Modifier, d’autre part, l’article 72, premier article consacré aux collectivités territoriales afin de leur assurer une représentation équitable en introduisant une nouvelle limite maximale d’écart de représentation qui serait du tiers de la moyenne de représentation constatée pour l’assemblée concernée au lieu des 20 % imposés par le Conseil constitutionnel.

Ce rapide préambule permet pourtant d’envisager tout l’enjeu de cette proposition de loi constitutionnelle qui mêle les fondamentales questions de l’égalité devant le suffrage, de la représentation et de la démocratie.

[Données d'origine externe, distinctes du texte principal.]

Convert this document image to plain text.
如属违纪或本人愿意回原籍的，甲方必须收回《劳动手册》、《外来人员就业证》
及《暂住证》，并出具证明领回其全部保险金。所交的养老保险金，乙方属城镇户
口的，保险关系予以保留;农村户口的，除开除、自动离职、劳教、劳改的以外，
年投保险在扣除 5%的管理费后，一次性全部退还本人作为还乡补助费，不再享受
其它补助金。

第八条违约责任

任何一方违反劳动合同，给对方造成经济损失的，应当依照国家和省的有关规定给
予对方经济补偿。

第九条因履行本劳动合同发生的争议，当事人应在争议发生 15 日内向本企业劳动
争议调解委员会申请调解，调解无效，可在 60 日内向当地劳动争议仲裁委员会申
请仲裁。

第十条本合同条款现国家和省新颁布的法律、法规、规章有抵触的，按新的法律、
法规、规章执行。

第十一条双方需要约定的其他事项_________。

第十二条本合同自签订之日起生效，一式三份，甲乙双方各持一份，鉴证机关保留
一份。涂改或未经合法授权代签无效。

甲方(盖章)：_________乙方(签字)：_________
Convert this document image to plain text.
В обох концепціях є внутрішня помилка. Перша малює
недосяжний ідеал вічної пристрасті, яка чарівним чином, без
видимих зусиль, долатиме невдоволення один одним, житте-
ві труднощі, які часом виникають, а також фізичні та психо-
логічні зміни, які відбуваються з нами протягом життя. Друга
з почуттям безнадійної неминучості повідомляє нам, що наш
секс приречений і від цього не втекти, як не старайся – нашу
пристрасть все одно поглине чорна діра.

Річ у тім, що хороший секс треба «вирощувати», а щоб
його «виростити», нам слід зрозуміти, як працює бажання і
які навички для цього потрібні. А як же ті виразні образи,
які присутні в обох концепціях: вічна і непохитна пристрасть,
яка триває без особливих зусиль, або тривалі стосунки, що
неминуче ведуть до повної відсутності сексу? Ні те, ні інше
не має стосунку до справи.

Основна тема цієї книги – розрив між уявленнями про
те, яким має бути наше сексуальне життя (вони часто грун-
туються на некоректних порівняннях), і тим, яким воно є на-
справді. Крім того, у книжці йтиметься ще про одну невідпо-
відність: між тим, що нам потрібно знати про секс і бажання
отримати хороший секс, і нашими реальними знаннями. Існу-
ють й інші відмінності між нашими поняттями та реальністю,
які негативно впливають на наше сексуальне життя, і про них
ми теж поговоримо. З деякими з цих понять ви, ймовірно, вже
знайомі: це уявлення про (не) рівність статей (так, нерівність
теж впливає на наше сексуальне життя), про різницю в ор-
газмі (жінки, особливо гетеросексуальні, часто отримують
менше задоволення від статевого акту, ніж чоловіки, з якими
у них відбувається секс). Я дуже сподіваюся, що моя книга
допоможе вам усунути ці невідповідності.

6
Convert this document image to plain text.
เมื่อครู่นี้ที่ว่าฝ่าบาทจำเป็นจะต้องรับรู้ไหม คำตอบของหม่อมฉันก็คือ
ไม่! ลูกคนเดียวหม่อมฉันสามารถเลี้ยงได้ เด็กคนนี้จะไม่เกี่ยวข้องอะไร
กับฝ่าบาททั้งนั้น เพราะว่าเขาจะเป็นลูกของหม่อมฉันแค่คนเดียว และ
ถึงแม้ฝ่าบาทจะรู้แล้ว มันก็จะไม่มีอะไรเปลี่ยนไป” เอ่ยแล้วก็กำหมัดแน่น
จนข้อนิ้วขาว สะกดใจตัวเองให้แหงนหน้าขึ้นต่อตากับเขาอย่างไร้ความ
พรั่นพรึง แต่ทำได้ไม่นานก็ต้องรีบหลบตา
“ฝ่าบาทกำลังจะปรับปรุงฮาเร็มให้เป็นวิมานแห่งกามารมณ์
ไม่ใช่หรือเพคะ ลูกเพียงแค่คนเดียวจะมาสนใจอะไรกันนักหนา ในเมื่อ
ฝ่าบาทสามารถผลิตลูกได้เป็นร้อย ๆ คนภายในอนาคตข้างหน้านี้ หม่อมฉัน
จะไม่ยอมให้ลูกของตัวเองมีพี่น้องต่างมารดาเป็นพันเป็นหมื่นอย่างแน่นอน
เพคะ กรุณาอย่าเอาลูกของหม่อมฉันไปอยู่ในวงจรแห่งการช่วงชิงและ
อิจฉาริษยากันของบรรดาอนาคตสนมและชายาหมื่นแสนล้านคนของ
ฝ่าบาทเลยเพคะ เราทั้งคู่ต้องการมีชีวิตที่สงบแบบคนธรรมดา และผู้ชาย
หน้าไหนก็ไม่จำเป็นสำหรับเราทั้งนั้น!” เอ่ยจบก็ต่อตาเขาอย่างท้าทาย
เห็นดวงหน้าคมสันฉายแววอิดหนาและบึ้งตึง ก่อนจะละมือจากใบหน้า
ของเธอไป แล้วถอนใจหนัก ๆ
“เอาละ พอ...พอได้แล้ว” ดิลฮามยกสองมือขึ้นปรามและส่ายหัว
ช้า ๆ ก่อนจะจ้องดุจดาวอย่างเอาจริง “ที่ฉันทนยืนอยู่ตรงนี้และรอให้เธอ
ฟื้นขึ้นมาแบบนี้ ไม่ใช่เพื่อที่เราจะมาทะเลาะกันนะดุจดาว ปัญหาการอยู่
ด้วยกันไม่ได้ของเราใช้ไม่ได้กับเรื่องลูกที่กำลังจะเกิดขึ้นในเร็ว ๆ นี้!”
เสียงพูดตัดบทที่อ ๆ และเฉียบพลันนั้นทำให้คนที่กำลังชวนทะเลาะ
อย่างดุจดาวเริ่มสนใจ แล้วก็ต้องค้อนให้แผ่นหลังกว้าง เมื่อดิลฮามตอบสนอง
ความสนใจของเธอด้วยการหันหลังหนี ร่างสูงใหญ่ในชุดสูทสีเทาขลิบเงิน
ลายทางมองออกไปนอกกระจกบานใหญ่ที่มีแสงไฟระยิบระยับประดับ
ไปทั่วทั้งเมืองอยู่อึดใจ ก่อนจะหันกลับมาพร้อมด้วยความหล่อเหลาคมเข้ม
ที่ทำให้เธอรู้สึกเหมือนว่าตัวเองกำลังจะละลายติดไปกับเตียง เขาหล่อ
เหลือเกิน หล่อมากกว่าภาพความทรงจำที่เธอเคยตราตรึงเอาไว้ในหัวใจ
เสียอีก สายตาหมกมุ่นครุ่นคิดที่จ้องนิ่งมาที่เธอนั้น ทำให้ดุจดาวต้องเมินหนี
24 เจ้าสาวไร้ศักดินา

A première vue, le principe d’égalité devant le suffrage, bien connu de nous tous, peut paraître très simple à envisager. Comme l’écrivait Hans Kelsen dans Théorie générale du droit et de l’État « l’influence qu’un électeur exerce sur le résultat de l’élection doit être égale à celle qu’exerce chacun des autres électeurs : chaque suffrage doit avoir un poids égal à celui de tous les autres » ou comme l’exprime encore plus simplement l’adage « un homme, une voix ».

Mais si le principe est simple, il se heurte à une réalité qui l’est nettement moins et, en pratique, lorsque deux circonscriptions élisent un même nombre d’élus alors que leur population est différente, le poids du vote des électeurs de chacune des deux circonscriptions sera différent et l’égalité sera ainsi rompue.

Fort de ce constat, le Conseil constitutionnel a souvent invité le législateur à corriger le désajustement qui résultait des évolutions démographiques. On peut ainsi lire dans sa décision du 6 juillet 2000 : « les dispositions combinées de l’article 6 de la Déclaration des droits de l’homme et du citoyen de 1789 et des articles 3 et 24 de la Constitution imposent au législateur de modifier la répartition par département des sièges de sénateurs pour tenir compte des évolutions de la population des collectivités territoriales dont le Sénat assure la représentation ».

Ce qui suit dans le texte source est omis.